The Orthodox church sits atop a well, at which Mary was supposedly drawing water when Gabriel appeared. To me, the controversy isn’t important. Nazareth, in the first century, was a very small town of 200 people. This was very likely a well that Mary visited. And if she didn’t live in this cave, she likely lived very near here.
More interesting was the old synagogue in Nazareth. It’s now part of a church, but the floor and steps date to the first century. (See pictures below.) For this reason, it’s likely that Jesus walked on this floor and ascended these steps when this event from Luke 4 took place:
When he came to Nazareth, where he had been brought up, he went to the synagogue on the sabbath day, as was his custom.
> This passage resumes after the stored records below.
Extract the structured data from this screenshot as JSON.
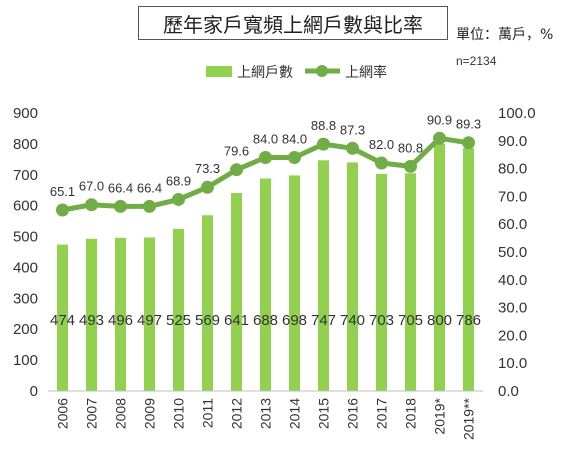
{
  "title": "歷年家戶寬頻上網戶數與比率",
  "unit": "單位：萬戶，%",
  "sample": "n=2134",
  "colors": {
    "bar": "#92d050",
    "line": "#70ad47",
    "text": "#333333"
  },
  "chart_data": {
    "type": "bar+line",
    "categories": [
      "2006",
      "2007",
      "2008",
      "2009",
      "2010",
      "2011",
      "2012",
      "2013",
      "2014",
      "2015",
      "2016",
      "2017",
      "2018",
      "2019*",
      "2019**"
    ],
    "series": [
      {
        "name": "上網戶數",
        "type": "bar",
        "axis": "left",
        "values": [
          474,
          493,
          496,
          497,
          525,
          569,
          641,
          688,
          698,
          747,
          740,
          703,
          705,
          800,
          786
        ]
      },
      {
        "name": "上網率",
        "type": "line",
        "axis": "right",
        "values": [
          65.1,
          67.0,
          66.4,
          66.4,
          68.9,
          73.3,
          79.6,
          84.0,
          84.0,
          88.8,
          87.3,
          82.0,
          80.8,
          90.9,
          89.3
        ]
      }
    ],
    "y_left": {
      "min": 0,
      "max": 900,
      "step": 100,
      "ticks": [
        "0",
        "100",
        "200",
        "300",
        "400",
        "500",
        "600",
        "700",
        "800",
        "900"
      ]
    },
    "y_right": {
      "min": 0,
      "max": 100,
      "step": 10,
      "ticks": [
        "0.0",
        "10.0",
        "20.0",
        "30.0",
        "40.0",
        "50.0",
        "60.0",
        "70.0",
        "80.0",
        "90.0",
        "100.0"
      ]
    },
    "bar_labels": [
      "474",
      "493",
      "496",
      "497",
      "525",
      "569",
      "641",
      "688",
      "698",
      "747",
      "740",
      "703",
      "705",
      "800",
      "786"
    ],
    "line_labels": [
      "65.1",
      "67.0",
      "66.4",
      "66.4",
      "68.9",
      "73.3",
      "79.6",
      "84.0",
      "84.0",
      "88.8",
      "87.3",
      "82.0",
      "80.8",
      "90.9",
      "89.3"
    ],
    "legend": {
      "position": "top",
      "labels": [
        "上網戶數",
        "上網率"
      ]
    },
    "grid": false
  }
}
He stood up to read, and the scroll of the prophet Isaiah was given to him. He unrolled the scroll and found the place where it was written:
‘The Spirit of the Lord is upon me,
because he has anointed me
to bring good news to the poor.
He has sent me to proclaim release to the captives
and recovery of sight to the blind,
to let the oppressed go free,
to proclaim the year of the Lord’s favour.’
Finally, we went to Cana of Galilee, where Jesus performed his first miracle at a wedding in John 2. The following is a picture of a stone jar like the ones described in the gospel. It was used to hold water for all household tasks—cooking, cleaning, and drinking. Would you have imagined it would have been that large? That must have been some party!
Before leaving Cana, Jimmy, our tour guide, stopped at a bakery and bought a box of freshly baked apple pastries to celebrate my birthday. They were still warm!
Back at the hotel, we Gentiles learned the meaning of “Sabbath elevators.” In order to prevent an Orthodox Jew from needing to push an elevator button, the elevator automatically stops at every floor in both directions—until Sabbath ends on Saturday evening. Can you imagine? After we made the mistake of boarding the elevator once this evening, we took the stairs.